At what was only the third full- dress White House press conference of his 19 months in office, Mr Clinton on Wednesday evening staked out his position, lambasting Republicans for their refusal to co-operate and strongly endorsing the Senate version of health reform prepared by Majority leader George Mitchell.

Yesterday the White House followed up by opening a PR and lobbying campaign, including a series of televised two-minute addresses by Mr Clinton from the Oval Office. These, say his aides, will run every night until Congress makes 'its historic choice'. America, said the President in last night's first address, had perhaps its 'last chance this century' to enact significant health reform. To achieve this, Mr Clinton is making concessions. Despite his efforts to pretend otherwise, the Mitchell plan, which aims for 95 per cent coverage by the year 2000, falls short of his proclaimed bottom line of guaranteed health care for all. But Mr Clinton defended it as a realistic bill, 'the most ambitious' that could get through the Senate.

It is but a distant cousin of the original Clinton plan, drawn up by Hillary Clinton's celebrated task force late last year. Gone is the requirement that employers pay 80 per cent of insurance premiums to finance extended coverage. Senator Mitchell is seeking subsidies to help the most vulnerable sections of the population, to be paid for in part by increased tobacco taxes and a new tax on higher-cost insurance policies.
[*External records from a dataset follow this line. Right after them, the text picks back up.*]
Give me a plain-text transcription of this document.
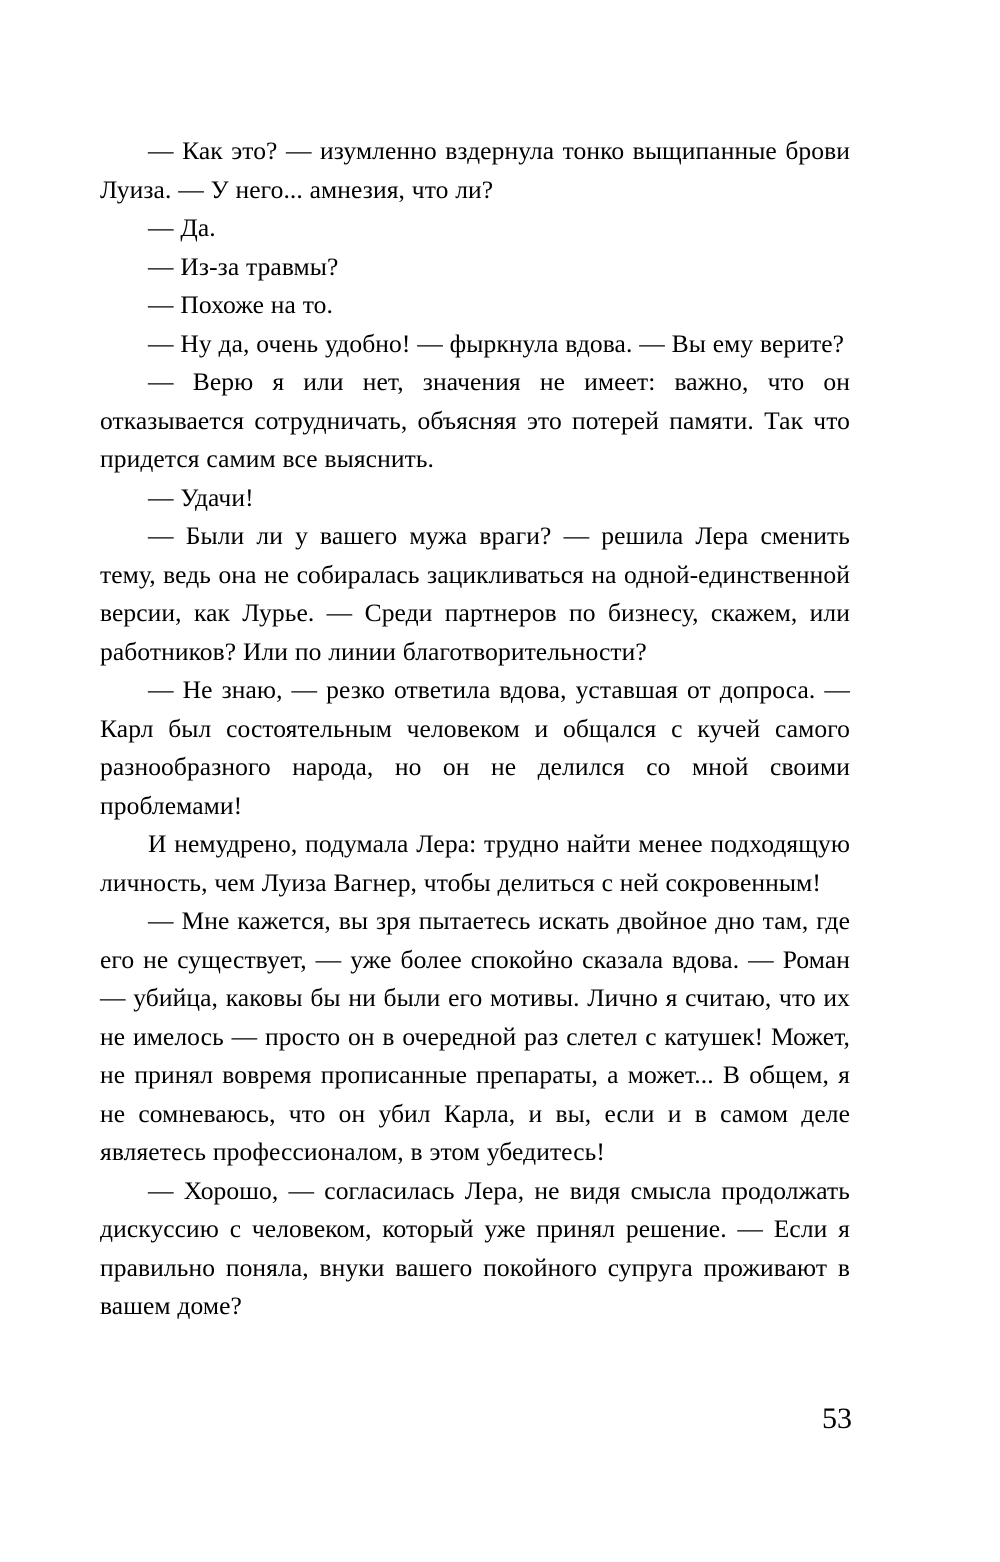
— Как это? — изумленно вздернула тонко выщипанные брови Луиза. — У него... амнезия, что ли?

— Да.

— Из-за травмы?

— Похоже на то.

— Ну да, очень удобно! — фыркнула вдова. — Вы ему верите?

— Верю я или нет, значения не имеет: важно, что он отказывается сотрудничать, объясняя это потерей памяти. Так что придется самим все выяснить.

— Удачи!

— Были ли у вашего мужа враги? — решила Лера сменить тему, ведь она не собиралась зацикливаться на одной-единственной версии, как Лурье. — Среди партнеров по бизнесу, скажем, или работников? Или по линии благотворительности?

— Не знаю, — резко ответила вдова, уставшая от допроса. — Карл был состоятельным человеком и общался с кучей самого разнообразного народа, но он не делился со мной своими проблемами!

И немудрено, подумала Лера: трудно найти менее подходящую личность, чем Луиза Вагнер, чтобы делиться с ней сокровенным!

— Мне кажется, вы зря пытаетесь искать двойное дно там, где его не существует, — уже более спокойно сказала вдова. — Роман — убийца, каковы бы ни были его мотивы. Лично я считаю, что их не имелось — просто он в очередной раз слетел с катушек! Может, не принял вовремя прописанные препараты, а может... В общем, я не сомневаюсь, что он убил Карла, и вы, если и в самом деле являетесь профессионалом, в этом убедитесь!

— Хорошо, — согласилась Лера, не видя смысла продолжать дискуссию с человеком, который уже принял решение. — Если я правильно поняла, внуки вашего покойного супруга проживают в вашем доме?

53
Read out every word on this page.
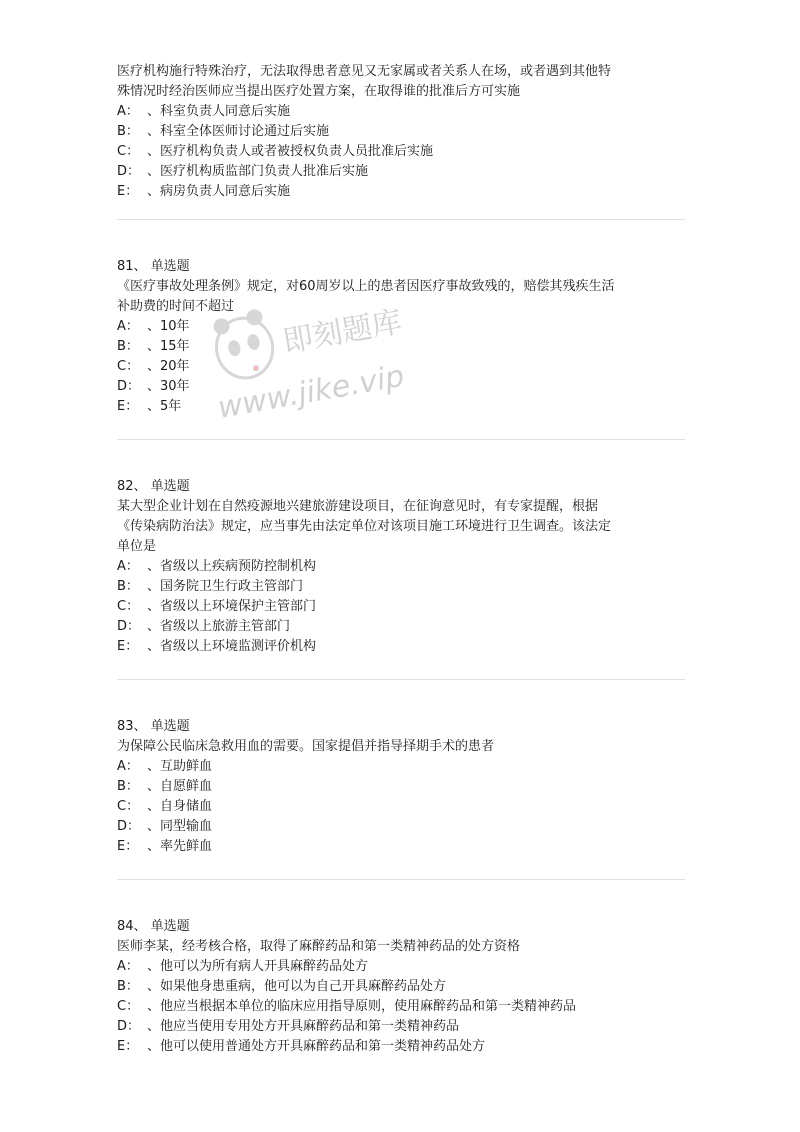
医疗机构施行特殊治疗，无法取得患者意见又无家属或者关系人在场，或者遇到其他特
殊情况时经治医师应当提出医疗处置方案，在取得谁的批准后方可实施
A： 、科室负责人同意后实施
B： 、科室全体医师讨论通过后实施
C： 、医疗机构负责人或者被授权负责人员批准后实施
D： 、医疗机构质监部门负责人批准后实施
E： 、病房负责人同意后实施
81、 单选题
《医疗事故处理条例》规定，对60周岁以上的患者因医疗事故致残的，赔偿其残疾生活
补助费的时间不超过
A： 、10年
B： 、15年
C： 、20年
D： 、30年
E： 、5年
82、 单选题
某大型企业计划在自然疫源地兴建旅游建设项目，在征询意见时，有专家提醒，根据
《传染病防治法》规定，应当事先由法定单位对该项目施工环境进行卫生调查。该法定
单位是
A： 、省级以上疾病预防控制机构
B： 、国务院卫生行政主管部门
C： 、省级以上环境保护主管部门
D： 、省级以上旅游主管部门
E： 、省级以上环境监测评价机构
83、 单选题
为保障公民临床急救用血的需要。国家提倡并指导择期手术的患者
A： 、互助鲜血
B： 、自愿鲜血
C： 、自身储血
D： 、同型输血
E： 、率先鲜血
84、 单选题
医师李某，经考核合格，取得了麻醉药品和第一类精神药品的处方资格
A： 、他可以为所有病人开具麻醉药品处方
B： 、如果他身患重病，他可以为自己开具麻醉药品处方
C： 、他应当根据本单位的临床应用指导原则，使用麻醉药品和第一类精神药品
D： 、他应当使用专用处方开具麻醉药品和第一类精神药品
E： 、他可以使用普通处方开具麻醉药品和第一类精神药品处方
即刻题库
www.jike.vip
Even then, 14 million people will still be uncovered by the end of the century, and the cost of the proposals is expected to be huge. The House plan, by contrast, would achieve universal coverage by 1999. But as Mr Clinton tacitly acknowledges, its retention of the 'employer mandate' is anathema not only for Republicans but for some conservative Democrats as well. And at this late stage, the logistics of health reform are as tricky as its politics. The Democratic leadership of House and Senate insist that both chambers will stay in session until each has voted on a bill. This may simply prove impossible.

Neither the Mitchell plan nor the more radical alternative drawn up by House Majority leader Richard Gephardt has yet been given formal legislative shape. Neither has been properly costed. Floor debate is unlikely to start before 12 August, the date orginally set for the recess - meaning Congress will lose at least a week, maybe more, of its summer holiday.

Fears are growing that the big floor votes may yet have to be put off until after the recess. This would further compress time for a Senate/House conference to thrash out a joint bill which in turn must be approved by both chambers before this Congress breaks up for November's mid-term elections. The political arithmetic, if anything, is tighter. The President can expect no help from Republicans: 'Each time we offer a compromise they move away,' he complained on Wednesday evening. In the House, where party discipline is greater and the Democratic majority a solid 80, Republicans are less of a factor. Not so in the Senate.

Shorn of an employer mandate and offering a slower transition to universal coverage, the Mitchell version represents Mr Clinton's best chance of a compromise. But it is proving too much for some conservative Democrats, and too little for liberals. Even with his 56 soldiers marching as one, the Senate leader is short of the 60 votes to thwart a Republican filibuster.

Polls show the public wants some kind of health reform, now. Republicans could yet pay a price in November's mid-term elections if they are perceived to have blocked it on their own.